We’ve been beaten down. We’ve been strategically outmaneuvered. We’ve won some beautiful trees while forests rotted. Nelson Lichtenstein’s analysis in “The State of the Union,” gives a history of labor unions in the United States by way of arguing for the need to re-strengthen them, and I think the case is very persuasive. Lichtenstein weaves together a number of themes to explain the decline in union membership and power.
One is increased reliance on individual rights and legal protections. Federal laws ban all sorts of discrimination, endangerment, and abuse, but the federal government does not do an effective job of protecting workers from retaliation for asserting their rights and almost nothing to maintain other important elements of the workplace, such as wage levels or the prevention of mass layoffs.
We have learned to think of ourselves as individuals protected by laws, rather than brotherhoods and sisterhoods protected by our strength in numbers. We have a long list of rights, including – most notoriously – the “right to work.” So called Right to Work laws clearly hurt unions but are not too far a-field from modes of thought that labor supporters have engaged in themselves. Unions are now seen as ways to protect individual jobs and proper grievance procedures following individual wrongs, not as cross-company efforts to lift the wages and benefits of entire industries. If the purpose of a union is simply to protect me from specific injustices, surely I ought also to respect my coworker’s right to not be coerced to join, right?
But if the purpose of a union is to change society and improve the lot of all workers, then clearly the “right” of my coworker to be a freeloader and drag us all down is not to be respected. The case Lichtenstein makes is that in the process of making fantastic gains in the Civil Rights, Feminist, and other movements, leftists unwittingly sacrificed a conception of the labor union that is badly needed today. No doubt this analysis will annoy some people, but it ought to be taken as encouraging.
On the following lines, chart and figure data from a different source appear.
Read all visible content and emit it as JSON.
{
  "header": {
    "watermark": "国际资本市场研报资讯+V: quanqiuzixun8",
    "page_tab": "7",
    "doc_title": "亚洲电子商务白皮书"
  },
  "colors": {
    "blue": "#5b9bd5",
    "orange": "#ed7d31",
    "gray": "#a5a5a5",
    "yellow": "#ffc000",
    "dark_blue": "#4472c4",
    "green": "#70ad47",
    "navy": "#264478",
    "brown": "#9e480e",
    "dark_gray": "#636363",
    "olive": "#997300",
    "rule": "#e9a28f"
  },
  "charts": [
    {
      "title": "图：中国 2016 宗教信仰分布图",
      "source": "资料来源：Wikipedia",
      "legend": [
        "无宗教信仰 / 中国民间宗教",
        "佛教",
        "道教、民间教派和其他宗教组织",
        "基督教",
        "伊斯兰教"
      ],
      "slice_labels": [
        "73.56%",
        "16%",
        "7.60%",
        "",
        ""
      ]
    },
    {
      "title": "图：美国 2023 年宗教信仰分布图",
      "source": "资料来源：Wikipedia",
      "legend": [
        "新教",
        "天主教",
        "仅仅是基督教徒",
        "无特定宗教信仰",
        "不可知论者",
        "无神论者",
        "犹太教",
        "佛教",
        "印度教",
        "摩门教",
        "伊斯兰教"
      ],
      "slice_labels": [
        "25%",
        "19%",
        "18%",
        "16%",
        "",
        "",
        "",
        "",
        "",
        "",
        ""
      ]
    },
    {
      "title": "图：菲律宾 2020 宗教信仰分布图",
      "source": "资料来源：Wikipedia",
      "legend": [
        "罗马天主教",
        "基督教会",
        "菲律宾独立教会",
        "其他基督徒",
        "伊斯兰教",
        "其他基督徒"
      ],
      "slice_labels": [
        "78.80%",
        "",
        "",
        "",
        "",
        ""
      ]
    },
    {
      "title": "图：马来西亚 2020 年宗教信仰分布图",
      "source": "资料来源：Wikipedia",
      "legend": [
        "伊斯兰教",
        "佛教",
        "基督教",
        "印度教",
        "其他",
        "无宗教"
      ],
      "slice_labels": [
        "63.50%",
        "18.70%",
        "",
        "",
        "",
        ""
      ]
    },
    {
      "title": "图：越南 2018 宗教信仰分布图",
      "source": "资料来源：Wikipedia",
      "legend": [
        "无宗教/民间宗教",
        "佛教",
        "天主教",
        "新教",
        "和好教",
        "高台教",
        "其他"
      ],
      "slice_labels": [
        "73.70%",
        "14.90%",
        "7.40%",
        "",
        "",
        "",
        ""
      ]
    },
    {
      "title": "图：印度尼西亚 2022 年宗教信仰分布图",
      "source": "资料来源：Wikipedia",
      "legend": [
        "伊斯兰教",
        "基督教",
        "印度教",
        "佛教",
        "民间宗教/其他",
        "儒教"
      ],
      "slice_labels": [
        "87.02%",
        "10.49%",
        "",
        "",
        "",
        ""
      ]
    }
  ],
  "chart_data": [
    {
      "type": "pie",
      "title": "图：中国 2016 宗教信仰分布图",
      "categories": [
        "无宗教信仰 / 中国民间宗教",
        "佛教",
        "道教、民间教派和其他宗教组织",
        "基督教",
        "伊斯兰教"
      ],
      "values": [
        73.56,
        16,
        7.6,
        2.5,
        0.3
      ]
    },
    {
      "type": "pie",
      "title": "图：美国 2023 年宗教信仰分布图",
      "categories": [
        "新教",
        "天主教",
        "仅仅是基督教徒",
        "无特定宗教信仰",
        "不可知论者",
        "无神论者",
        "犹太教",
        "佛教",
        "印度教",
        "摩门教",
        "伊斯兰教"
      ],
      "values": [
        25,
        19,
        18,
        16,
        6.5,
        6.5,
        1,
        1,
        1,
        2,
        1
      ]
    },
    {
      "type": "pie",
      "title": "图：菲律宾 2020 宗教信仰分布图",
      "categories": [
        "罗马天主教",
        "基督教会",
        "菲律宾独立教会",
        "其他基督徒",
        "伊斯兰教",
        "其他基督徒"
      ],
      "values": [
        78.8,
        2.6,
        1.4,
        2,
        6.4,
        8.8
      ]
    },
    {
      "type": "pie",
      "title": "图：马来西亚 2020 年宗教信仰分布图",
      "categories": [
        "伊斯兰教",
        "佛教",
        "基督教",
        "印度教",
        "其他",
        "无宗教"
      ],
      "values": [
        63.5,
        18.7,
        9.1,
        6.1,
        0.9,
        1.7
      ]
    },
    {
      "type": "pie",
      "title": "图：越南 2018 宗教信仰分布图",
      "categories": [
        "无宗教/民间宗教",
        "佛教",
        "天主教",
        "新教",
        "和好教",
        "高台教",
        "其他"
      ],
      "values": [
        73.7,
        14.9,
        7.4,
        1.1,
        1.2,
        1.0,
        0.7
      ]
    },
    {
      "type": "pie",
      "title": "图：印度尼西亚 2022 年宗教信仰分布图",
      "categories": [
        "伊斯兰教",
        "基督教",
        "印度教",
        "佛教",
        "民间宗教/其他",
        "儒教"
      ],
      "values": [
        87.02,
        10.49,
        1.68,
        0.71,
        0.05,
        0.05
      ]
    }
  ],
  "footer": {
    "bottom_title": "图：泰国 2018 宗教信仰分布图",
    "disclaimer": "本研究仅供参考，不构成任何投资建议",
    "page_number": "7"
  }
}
The right didn’t defeat us; we beat ourselves. Therefore, a reconstituted labor left can successfully fight back.
And we’d better do so fast, because we are being divided and conquered. President Bush’s new immigration policy proposal would formalize second-class status for immigrants. Under this status, you can be deported if you’re without work for a number of days. How can anyone risk organizing a union under that threat? And if 45 days without work will get you deported, how do you retire? Do you have to consult a doctor and retire 44 days before your death? Anyone who imagines that this will not drag us all down together is dreaming.
We must recognize, and recognize very soon, that 90 percent of Americans are being handed the very short end of a stick. We can work together to develop our democracy, the culture of our democracy, our civic activism, our collective voices in the workplace, in the community, in local, state, and national government. Or we can continue down a path that is dividing our country along lines of wealth and solidifying families’ economic positions.
The most powerful force for good we have in this nation, even now, even at its low point, is the labor movement. When the labor movement gets fully behind the peace movement, when we reject a war-economy, when we reject aggressive military actions abroad, when we force our government to address our needs at home and begin by protecting the right to organize in a democratic workplace, we will launch a cycle that opens up real possibilities for more and more people, not just possibilities for fictional characters who make us feel wistful, insufficient, and sedated.
We are the awakening working class, we are the majority – though we damn well are not going to be a silent one. We are the manufacturing and service and high-tech and manual laborers who create this country’s wealth, pay for this country’s weapons, and receive the brunt of the Bush Administration’s policies. Each of us is virtually powerless. Together we are invincible.